Уильям Стайрон И поджег этот дом

L'ambizione del mio compito non mi impedi di fare molti sbagli.[1]

С любовью и благодарностью моей жене Роз, моему отцу и Уильяму Блекбёрну посвящается эта книга

* * *

Если от провидения Божия, которое печется о жизни всякой былинки, и червя, и муравья, и паука, и жабы, и гада, ни единый луч никогда не упадет на меня; если Бог, который зрел меня, когда я был ничто, и призвал меня, когда меня не было, как будто я был, из чрева и тьмы глубокой, не посмотрит на меня ныне, хотя я, убогая, и отверженная, и проклятая тварь, все равно его тварь и, даже проклятый, прибавляю толику к его славе; если Бог, который взирал на меня в мерзостной моей грязи и, когда я застил око дня, Солнце, и око ночи, Свечу, и очи всего света занавесями и окнами и дверями, все равно видел меня, и видел милостиво, показавши, что видит меня, и приведши меня некогда к нынешнему раскаянию и воздержанию (до поры) от греха, так отворотился от меня к своим славным Святым и Ангелам, что ни Святой, ни Ангел, ни сам Иисус Христос не умолят его посмотреть на меня и вспомнить, что есть такая душа; если Бог, который многажды говорил моей душе: Quare morieris? Зачем тебе умирать? – и многажды обещал моей душе: Vivit Dominus, жив Господь, и ты не умрешь, а будешь жива, не даст мне умереть и не даст мне жить, а оставил умирать вечной жизнью и жить вечной смертью; если Бог, который не мог войти в меня, когда стоял и стучался, войти путем обычным, Словом своим, милостями своими, рассудил иначе, и потряс этот дом, мое тело, судорогами и корчами и поджег этот дом лихорадками и горячками, и устрашил Хозяина дома, мою душу, ужасами и опасениями тяжкими, и так вошел в меня; если Бог, увидя, что тщетно его попечение и намерение обо мне, отверг меня и покинул, будто я ничего не стоил для него; если Бог, наконец, дал душе моей изойти, как дыму, как; пару, как пузырьку пены, и если душа эта не может быть ни дымом, ни паром, ни пеной, но должна лежать во мраке, доколе Господь света есть сам свет, и ни единая искра его света не достигнет моей души, – какой Тофет не Рай, какая Сера не Амбра, какая грызь не услада, какое червя точение не щекотка, какая казнь не ложе свадебное перед проклятием этим: быть отлученну навеки, навеки, навеки от взора Божия?

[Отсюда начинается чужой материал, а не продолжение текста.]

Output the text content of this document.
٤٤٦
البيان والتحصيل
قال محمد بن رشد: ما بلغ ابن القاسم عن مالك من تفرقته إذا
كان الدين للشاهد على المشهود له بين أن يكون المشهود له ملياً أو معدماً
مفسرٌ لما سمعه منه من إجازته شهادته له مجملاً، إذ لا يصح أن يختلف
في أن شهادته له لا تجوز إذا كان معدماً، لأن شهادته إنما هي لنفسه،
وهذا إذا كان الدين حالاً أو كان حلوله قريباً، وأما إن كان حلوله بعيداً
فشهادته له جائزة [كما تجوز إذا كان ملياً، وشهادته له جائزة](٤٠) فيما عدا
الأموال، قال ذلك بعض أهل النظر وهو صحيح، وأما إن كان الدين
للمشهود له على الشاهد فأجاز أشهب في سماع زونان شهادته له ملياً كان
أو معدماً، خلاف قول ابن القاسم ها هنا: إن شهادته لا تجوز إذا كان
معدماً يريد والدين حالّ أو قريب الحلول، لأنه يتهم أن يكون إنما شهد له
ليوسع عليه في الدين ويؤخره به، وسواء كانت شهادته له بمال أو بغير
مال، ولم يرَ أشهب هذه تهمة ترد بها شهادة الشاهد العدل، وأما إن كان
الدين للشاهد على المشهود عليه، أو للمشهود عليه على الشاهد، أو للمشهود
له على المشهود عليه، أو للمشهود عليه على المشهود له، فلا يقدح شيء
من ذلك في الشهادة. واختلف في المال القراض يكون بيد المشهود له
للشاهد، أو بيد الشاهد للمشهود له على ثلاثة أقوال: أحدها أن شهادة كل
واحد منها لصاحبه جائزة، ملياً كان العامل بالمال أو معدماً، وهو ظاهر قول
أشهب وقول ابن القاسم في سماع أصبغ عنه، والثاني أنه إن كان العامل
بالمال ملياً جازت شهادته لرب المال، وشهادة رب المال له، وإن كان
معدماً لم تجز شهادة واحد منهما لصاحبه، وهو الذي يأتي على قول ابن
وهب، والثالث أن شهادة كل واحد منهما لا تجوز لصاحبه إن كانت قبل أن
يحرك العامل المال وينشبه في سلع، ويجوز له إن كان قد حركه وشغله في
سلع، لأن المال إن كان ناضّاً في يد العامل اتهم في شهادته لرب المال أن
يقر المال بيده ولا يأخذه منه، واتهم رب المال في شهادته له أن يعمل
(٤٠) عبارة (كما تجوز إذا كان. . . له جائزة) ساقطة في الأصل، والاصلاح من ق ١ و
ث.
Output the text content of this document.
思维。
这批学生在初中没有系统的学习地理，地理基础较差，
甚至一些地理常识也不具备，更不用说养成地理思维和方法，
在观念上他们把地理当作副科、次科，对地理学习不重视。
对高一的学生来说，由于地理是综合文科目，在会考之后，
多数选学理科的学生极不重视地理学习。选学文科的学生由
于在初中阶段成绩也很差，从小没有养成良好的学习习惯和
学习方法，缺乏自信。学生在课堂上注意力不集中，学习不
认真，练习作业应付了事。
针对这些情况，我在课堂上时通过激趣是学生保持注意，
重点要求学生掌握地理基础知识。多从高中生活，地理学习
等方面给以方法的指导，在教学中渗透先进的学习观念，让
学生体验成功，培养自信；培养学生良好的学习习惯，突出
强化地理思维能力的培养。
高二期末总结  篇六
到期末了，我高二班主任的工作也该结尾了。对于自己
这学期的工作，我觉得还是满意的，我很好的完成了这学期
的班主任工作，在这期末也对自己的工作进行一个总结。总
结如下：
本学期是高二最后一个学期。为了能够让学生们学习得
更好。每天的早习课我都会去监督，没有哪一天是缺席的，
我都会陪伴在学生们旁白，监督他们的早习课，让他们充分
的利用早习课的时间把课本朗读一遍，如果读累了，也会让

Джон Донн, настоятель собора Св. Павла. «Графу Карлайлу и его обществу в Сионе»

Часть первая

I

Самбуко.

О поездке из Салерно в Самбуко «Италия» Нэйджела говорит следующее: «Дорога почти на всем протяжении пробита в береговых скалах. Нашим глазам открывается непрестанно меняющаяся панорама лазурного моря, величественных утесов и глубоких ущелий. Из Салерно мы выезжаем по виа Индепенденца. Дорога сворачивает к морю, оставляя внизу Марина-ди-Вьетри. Вновь выехав на побережье, мы любуемся роскошными видами Салерно, Марина-ди-Вьетри, двух скал («Due Fratelli»[2]) и Райто. За поворотом перед нами внезапно возникает живописный городок Четара (7 км). Мы возвращаемся к морю, затем огибаем сумрачное ущелье Эркье и вновь приближаемся к морю у мыса Томоло. Выехав из теснины с высокими каменистыми стенами, мы видим Минори и Атрани и высоко над ними – Самбуко. За Атрани дорога уходит в сторону и поднимается по долине Дракона».

О самом Самбуко путеводитель Нэйджела рассказывает в свойственном ему лирическом тоне: «(311 м над ур. моря) городок своеобразного вида и очень красиво расположенный: контраст между его заброшенностью и очаровательным пейзажем вокруг, между развалинами его древних дворцов и веселыми садами производит большое впечатление. Основанный в IX в. при правлении Амальфи, Самбуко в XIII в. переживал расцвет».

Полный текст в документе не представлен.